Il fut un temps dans ma jeunesse où, quand j’allais rendre visite à ma grand-mère à la Croix-Comtesse, elle me donnait des articles qu’elle avait découpés pour moi dans L’Angérien libre. C’étaient des extraits de l’Inventaire archéologique de l’arrondissement de Saint-Jean d’Angély, par le docteur Jean Texier, qui paraissaient alors en feuilleton dans cet hebdo local. Maintenant revenu habiter au pays, j’entends régulièrement citer cet Inventaire comme un ouvrage de référence sur le patrimoine de la contrée. En me renseignant j’ai appris que Jean Texier (1879-1953) natif de Varaize, était médecin à Saint-Jean d’Angély, qu’il avait eu un cabinet de consultation dans la rue Rose, qu’il avait été en 1923 un des fondateurs de la Société d’archéologie de Saint-Jean, dont il était par la suite devenu le président, qu’il avait aussi eu des responsabilités dans d’autres sociétés savantes, qu’il avait été médecin-chef de l’hôpital et maire-adjoint de la ville, où il s’était occupé notamment des monuments historiques, et qu’il fut propriétaire du château de Dampierre sur Boutonne. Son bon Inventaire n’a été publié qu’après sa mort par l’imprimerie Brisson, en onze fascicules parus de 1963 à 1982, auxquels s’est ajouté en 1995 un douzième, l’Index des noms de famille cités dans l’oeuvre. L’inventaire est doté d’un long sous-titre (Ses monuments, ses vieilles églises, ses anciennes demeures et ceux qui les ont habitées) qui fait penser aux Vieilles maisons, vieux papiers, de G Lenotre. Ces fascicules sont de modestes livrettes, de format à peu près A5, épaisses de 24 à 69 pages, en moyenne une quarantaine. Elles contiennent principalement des descriptions de bâtiments, parfois d’arides généalogies de propriétaires de châteaux. L’ordre de publication est d’abord hiérarchique (St-Jean et son canton parce qu’ils sont au centre du périmètre), ensuite alphabétique (cantons d’Aulnay, Loulay, Matha, St-Hilaire, St-Savinien, Tonnay-Boutonne). Il est difficile d’en avoir une vue d’ensemble, car les catalogues des bibliothèques tantôt ne possèdent pas la série complète, tantôt livrent les notices en désordre. C’est pourquoi j’en ai dressé une Table des matières ordonnée, que je publie ce mois-ci pour ma Lettre documentaire n° 533.
*
Lettre documentaire 533

TABLE DES MATIERES
pour l’ouvrage du docteur Jean Texier (1879-1953)
INVENTAIRE archéologique de l’arrondissement de Saint-Jean d’Angély : 
ses monuments, ses vieilles églises, ses anciennes demeures et ceux qui les ont habitées
publié dans ladite ville par l’Imprimerie Brisson en 12 fascicules, de 1963 à 1995.
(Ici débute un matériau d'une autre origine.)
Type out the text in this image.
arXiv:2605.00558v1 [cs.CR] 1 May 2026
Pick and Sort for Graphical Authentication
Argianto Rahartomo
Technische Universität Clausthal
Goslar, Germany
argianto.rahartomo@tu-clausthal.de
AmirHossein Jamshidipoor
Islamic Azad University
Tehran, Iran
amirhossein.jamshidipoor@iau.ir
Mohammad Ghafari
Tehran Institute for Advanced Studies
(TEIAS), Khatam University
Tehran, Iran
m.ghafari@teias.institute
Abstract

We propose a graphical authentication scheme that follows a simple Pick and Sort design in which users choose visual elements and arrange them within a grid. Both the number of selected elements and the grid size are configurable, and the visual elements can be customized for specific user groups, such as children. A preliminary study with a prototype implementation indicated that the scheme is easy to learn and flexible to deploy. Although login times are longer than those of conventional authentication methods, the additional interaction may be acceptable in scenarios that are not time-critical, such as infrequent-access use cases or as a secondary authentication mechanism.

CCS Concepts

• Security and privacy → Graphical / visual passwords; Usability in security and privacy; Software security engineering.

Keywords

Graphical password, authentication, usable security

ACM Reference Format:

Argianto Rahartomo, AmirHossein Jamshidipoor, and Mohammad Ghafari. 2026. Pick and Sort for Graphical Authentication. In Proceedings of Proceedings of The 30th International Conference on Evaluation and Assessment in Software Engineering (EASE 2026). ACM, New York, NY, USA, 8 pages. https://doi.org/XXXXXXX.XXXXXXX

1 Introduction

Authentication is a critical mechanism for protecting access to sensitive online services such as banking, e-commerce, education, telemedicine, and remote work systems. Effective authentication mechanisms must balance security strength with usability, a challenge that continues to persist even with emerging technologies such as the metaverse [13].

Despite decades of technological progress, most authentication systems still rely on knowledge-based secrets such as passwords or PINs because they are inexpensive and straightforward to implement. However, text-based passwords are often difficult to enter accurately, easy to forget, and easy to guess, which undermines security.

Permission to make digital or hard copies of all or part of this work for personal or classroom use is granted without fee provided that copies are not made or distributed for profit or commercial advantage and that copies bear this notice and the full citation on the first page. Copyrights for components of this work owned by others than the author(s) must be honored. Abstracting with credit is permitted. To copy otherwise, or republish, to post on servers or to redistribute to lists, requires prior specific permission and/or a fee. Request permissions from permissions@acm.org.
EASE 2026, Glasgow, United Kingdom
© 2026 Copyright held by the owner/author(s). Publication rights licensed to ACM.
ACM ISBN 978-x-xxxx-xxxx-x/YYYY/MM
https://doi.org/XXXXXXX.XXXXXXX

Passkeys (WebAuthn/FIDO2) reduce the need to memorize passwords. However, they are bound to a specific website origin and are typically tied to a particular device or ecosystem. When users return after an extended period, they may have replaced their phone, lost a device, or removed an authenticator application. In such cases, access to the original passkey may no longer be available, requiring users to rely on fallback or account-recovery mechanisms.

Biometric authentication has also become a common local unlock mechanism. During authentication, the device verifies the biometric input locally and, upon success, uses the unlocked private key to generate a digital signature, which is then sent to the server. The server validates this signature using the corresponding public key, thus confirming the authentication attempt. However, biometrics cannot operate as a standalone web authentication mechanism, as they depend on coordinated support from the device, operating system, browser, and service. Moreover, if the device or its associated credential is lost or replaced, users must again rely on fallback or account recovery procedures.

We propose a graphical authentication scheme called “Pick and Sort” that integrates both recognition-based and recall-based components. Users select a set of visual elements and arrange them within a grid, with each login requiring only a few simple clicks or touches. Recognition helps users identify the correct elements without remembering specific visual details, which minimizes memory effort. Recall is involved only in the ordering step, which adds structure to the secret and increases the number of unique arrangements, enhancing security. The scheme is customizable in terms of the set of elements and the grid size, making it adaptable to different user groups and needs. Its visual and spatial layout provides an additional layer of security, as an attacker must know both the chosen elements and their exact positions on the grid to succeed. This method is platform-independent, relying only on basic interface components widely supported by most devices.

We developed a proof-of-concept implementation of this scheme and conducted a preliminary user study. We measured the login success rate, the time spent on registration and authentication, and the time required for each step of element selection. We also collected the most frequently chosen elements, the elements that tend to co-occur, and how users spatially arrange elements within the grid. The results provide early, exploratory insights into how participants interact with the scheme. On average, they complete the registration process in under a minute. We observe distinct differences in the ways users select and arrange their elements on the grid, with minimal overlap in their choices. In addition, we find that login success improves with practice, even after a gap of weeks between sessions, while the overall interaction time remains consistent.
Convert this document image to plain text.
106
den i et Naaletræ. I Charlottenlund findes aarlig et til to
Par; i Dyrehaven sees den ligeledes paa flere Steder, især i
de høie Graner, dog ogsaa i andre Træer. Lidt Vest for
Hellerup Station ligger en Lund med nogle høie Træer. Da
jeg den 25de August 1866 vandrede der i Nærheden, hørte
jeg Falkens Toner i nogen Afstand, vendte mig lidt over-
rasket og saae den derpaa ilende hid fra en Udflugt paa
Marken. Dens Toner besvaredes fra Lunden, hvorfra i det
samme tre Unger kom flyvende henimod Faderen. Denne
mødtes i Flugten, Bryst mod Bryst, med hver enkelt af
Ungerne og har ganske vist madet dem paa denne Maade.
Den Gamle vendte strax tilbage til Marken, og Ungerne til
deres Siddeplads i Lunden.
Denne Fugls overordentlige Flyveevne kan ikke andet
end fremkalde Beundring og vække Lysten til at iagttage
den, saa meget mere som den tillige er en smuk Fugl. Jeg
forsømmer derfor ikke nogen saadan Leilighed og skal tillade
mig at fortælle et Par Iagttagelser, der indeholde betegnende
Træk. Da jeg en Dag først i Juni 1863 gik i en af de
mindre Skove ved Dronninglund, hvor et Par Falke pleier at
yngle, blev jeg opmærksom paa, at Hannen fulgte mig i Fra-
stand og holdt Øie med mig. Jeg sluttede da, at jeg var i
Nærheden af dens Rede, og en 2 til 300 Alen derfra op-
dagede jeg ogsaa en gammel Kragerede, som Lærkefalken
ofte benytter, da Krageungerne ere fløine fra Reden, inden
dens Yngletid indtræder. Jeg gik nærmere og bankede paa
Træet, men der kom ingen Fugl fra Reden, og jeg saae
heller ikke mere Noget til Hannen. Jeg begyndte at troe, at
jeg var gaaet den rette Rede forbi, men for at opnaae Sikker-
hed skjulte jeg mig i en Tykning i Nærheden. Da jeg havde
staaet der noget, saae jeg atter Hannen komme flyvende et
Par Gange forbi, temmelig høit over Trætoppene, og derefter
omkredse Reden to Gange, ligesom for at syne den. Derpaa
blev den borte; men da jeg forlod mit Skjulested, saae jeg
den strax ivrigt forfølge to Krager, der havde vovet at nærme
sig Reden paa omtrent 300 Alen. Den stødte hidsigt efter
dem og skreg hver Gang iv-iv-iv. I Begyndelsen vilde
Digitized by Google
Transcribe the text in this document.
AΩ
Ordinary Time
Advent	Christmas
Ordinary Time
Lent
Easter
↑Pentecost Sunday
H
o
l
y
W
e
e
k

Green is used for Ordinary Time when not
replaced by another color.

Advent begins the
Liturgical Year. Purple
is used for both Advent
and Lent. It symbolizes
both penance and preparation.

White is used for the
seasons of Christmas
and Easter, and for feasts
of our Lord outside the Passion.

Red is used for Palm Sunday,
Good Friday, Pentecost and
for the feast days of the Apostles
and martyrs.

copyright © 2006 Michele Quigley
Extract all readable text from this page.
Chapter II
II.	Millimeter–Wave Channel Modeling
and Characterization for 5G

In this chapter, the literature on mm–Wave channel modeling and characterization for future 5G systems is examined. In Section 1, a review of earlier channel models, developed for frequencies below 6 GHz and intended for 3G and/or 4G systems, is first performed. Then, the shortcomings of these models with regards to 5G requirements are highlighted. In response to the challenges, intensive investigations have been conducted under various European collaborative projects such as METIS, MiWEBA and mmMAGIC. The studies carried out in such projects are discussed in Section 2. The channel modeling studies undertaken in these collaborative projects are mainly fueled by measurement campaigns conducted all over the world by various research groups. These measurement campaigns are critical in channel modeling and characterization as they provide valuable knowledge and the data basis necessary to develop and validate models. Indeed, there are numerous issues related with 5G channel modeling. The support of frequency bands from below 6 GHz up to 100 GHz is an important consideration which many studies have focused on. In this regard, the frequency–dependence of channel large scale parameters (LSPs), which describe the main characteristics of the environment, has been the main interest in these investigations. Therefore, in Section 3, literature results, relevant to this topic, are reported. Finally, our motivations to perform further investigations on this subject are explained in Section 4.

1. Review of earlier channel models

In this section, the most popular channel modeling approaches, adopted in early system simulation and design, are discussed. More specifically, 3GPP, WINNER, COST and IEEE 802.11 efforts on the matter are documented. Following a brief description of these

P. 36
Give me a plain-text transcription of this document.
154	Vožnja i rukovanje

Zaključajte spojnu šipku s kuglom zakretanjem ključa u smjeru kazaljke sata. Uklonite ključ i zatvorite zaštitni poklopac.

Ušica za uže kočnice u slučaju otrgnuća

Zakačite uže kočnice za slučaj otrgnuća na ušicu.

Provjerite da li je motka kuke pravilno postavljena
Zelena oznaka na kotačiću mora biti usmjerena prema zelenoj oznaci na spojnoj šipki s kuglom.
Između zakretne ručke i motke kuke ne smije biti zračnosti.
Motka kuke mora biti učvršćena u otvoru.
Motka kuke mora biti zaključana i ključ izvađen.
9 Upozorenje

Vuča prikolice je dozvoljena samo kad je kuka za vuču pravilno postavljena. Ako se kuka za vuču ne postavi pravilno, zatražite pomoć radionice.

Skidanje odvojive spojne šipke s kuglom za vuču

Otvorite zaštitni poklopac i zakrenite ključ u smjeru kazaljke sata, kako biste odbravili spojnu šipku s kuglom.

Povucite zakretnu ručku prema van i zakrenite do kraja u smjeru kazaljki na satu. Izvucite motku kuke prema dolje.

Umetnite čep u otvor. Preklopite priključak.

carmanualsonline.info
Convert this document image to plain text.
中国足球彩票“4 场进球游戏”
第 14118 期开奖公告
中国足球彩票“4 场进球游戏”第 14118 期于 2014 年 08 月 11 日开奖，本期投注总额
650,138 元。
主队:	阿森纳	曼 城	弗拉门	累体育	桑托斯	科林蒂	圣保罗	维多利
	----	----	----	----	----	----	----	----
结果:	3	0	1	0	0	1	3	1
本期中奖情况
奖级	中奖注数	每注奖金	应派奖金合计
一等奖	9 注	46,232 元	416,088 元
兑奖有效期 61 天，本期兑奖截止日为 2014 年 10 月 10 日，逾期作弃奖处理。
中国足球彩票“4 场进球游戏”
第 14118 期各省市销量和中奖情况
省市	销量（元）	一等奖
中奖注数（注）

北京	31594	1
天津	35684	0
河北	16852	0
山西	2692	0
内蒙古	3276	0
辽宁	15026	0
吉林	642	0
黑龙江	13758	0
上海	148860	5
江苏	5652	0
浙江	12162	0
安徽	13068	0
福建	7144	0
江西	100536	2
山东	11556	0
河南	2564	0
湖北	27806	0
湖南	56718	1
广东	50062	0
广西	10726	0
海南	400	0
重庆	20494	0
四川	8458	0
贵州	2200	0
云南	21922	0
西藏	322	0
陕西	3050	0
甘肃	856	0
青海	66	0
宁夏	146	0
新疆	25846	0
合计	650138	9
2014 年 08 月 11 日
- 1. Saint-Jean d’Angély (1963, 24 p).

- 2. Canton de Saint-Jean d’Angély (1) : Antezant, Asnières, La Benâte, Bignay, La Chapelle-Bâton, Courcelles, Les Eglises d’Argenteuil, Fontenet, Landes (1964, 49 p).

- 3. Canton de Saint-Jean d’Angély (2) : Mazeray, Poursay-Garnaud, Saint-Denis du Pin, Saint-Julien de l’Escap, Saint-Pardoult, Ternant, Varaize, La Vergne, Vervant, Voissay (1966, 56 p).

- 4. Canton d’Aulnay (1) : Aulnay, Blanzay, Cherbonnières, Chives, Contré (1968, 40 p).

- 5. Canton d’Aulnay (2) : Dampierre sur Boutonne, Les Eduts, Fontaine-Chalendray, Le Gicq, Loiré, Néré, Nuaillé, Paillé, Romazières, Saint-Georges de Longuepierre, Saint-Mandé, Saint-Martin de Juillers, Saint-Pierre de Juillers, Saleignes, Salles, Seigné, La Villedieu, Villemorin, Villers-Couture, Vinax (1970, 56 p).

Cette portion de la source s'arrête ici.